Dr. Terrence Roberts,

At the age of fifteen, Terrence Roberts, along with eight other black teenagers, faced daily harassment to integrate Central High School in Little Rock, in 1957. These courageous students became known to the nation as the Little Rock Nine.

A graduate of California State University at (BA), and UCLA (MSW), Dr. Roberts obtained his Ph.D. in psychology from Southern Illinois University in Carbondale, Illinois. He is now a professor in the Master's in Psychology Program at Antioch University.

A much sought after speaker, Dr. Roberts also heads a management consultant group dedicated to improving human relations in the workplace. Since 1998 he has been the official desegregation consultant for the Little Rock, Arkansas School District, and provides similar services to school districts around the nation.

Throwing off the yoke

(From the Memphis Daily News- Dr. Roberts - after presentation at Facing History Dinner)

By 1955, the Little Rock School Board had decided to cooperate with the high court's decision, submitting a plan for gradual integration starting in the 1958 school year, which would begin in September 1957. The plan was approved unanimously.

By then, the NAACP had registered the Little Rock Nine to attend Central High.

However, segregationists threatened to protest and block the students' entry into the school. Gov. Orval Faubus responded by sending the Arkansas National Guard to support the segregationists. Then, President Dwight Eisenhower got involved, eventually dispatching federal troops to enforce the integration effort and protect the students.

The U.S. Army's 101st Airborne Division remained at the school for the rest of the year, until the school board canceled the 1959 school year rather than integrate.

And while Little Rock's high schools reopened a year later as integrated institutions, Roberts and the other members of the Little Rock Nine - Minnijean Brown, Elizabeth Echford, Ernest Green, Thelma Mothershed, Melba Patillo, Gloria Ray, Jefferson Thomas and Carlotta Walls - took the beating of their lives and made history in the process.
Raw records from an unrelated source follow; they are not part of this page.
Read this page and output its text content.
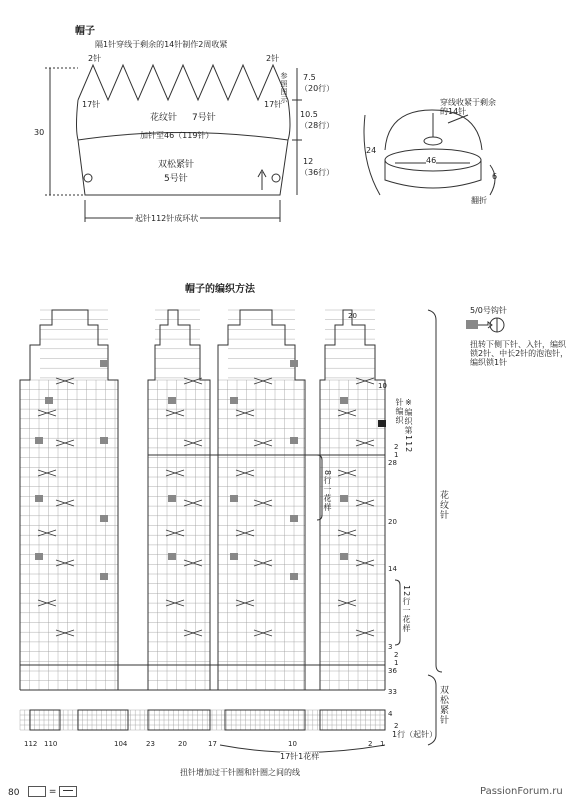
帽子
隔1针穿线于剩余的14针制作2周收紧
2针	2针
17针	17针
参照图示
花纹针 7号针
加针至46（119针）
双松紧针
5号针
起针112针成环状
30
7.5
（20行）
10.5
（28行）
12
（36行）
穿线收紧于剩余的14针
46
24
6
翻折
帽子的编织方法
5/0号钩针
扭转下侧下针、入针，编织锁2针、中长2针的泡泡针，编织锁1针
※编织第112针编织
花纹针
双松紧针
8行一花样
12行一花样
17针1花样
1行（起针）
扭针增加过干针圈和针圈之间的线
20
10
2
1
28
20
14
3
2
1
36
33
4
2
112 110	104	23	20	17	10	2 1
80	=	PassionForum.ru
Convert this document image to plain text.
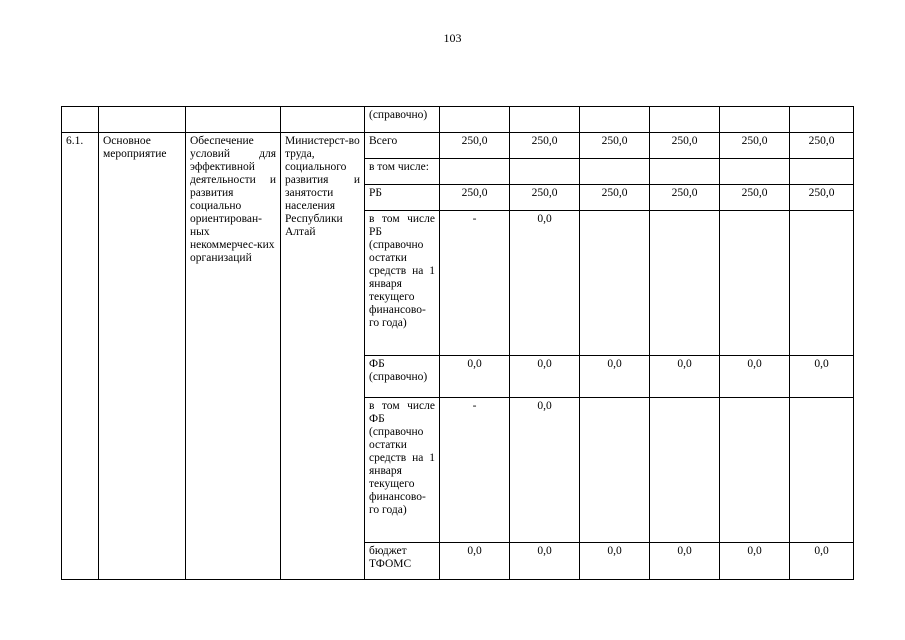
103
				(справочно)						
6.1.	Основное мероприятие	Обеспечение условий для эффективной деятельности и развития социально ориентирован-ных некоммерчес-ких организаций	Министерст-во труда, социального развития и занятости населения Республики Алтай	Всего	250,0	250,0	250,0	250,0	250,0	250,0
				в том числе:						
				РБ	250,0	250,0	250,0	250,0	250,0	250,0
				в том числе РБ (справочно остатки средств на 1 января текущего финансово-го года)	-	0,0				
				ФБ (справочно)	0,0	0,0	0,0	0,0	0,0	0,0
				в том числе ФБ (справочно остатки средств на 1 января текущего финансово-го года)	-	0,0				
				бюджет ТФОМС	0,0	0,0	0,0	0,0	0,0	0,0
"We were not insane," Roberts said. "We were simply desperate. We knew life under those conditions was virtually no life at all."

Even though he and the others were just teenagers and didn't fully realize the path on which they were about to set their feet, they decided to stand firm without resorting to violence.

On some level, they knew that trying to cut through more than 300 years of second-class citizenship wasn't going to be easy.

"If you understand what's going on, you don't have to respond in kind," he said. "To give in to that primitive impulse to fight would have been joining those folks on their own level."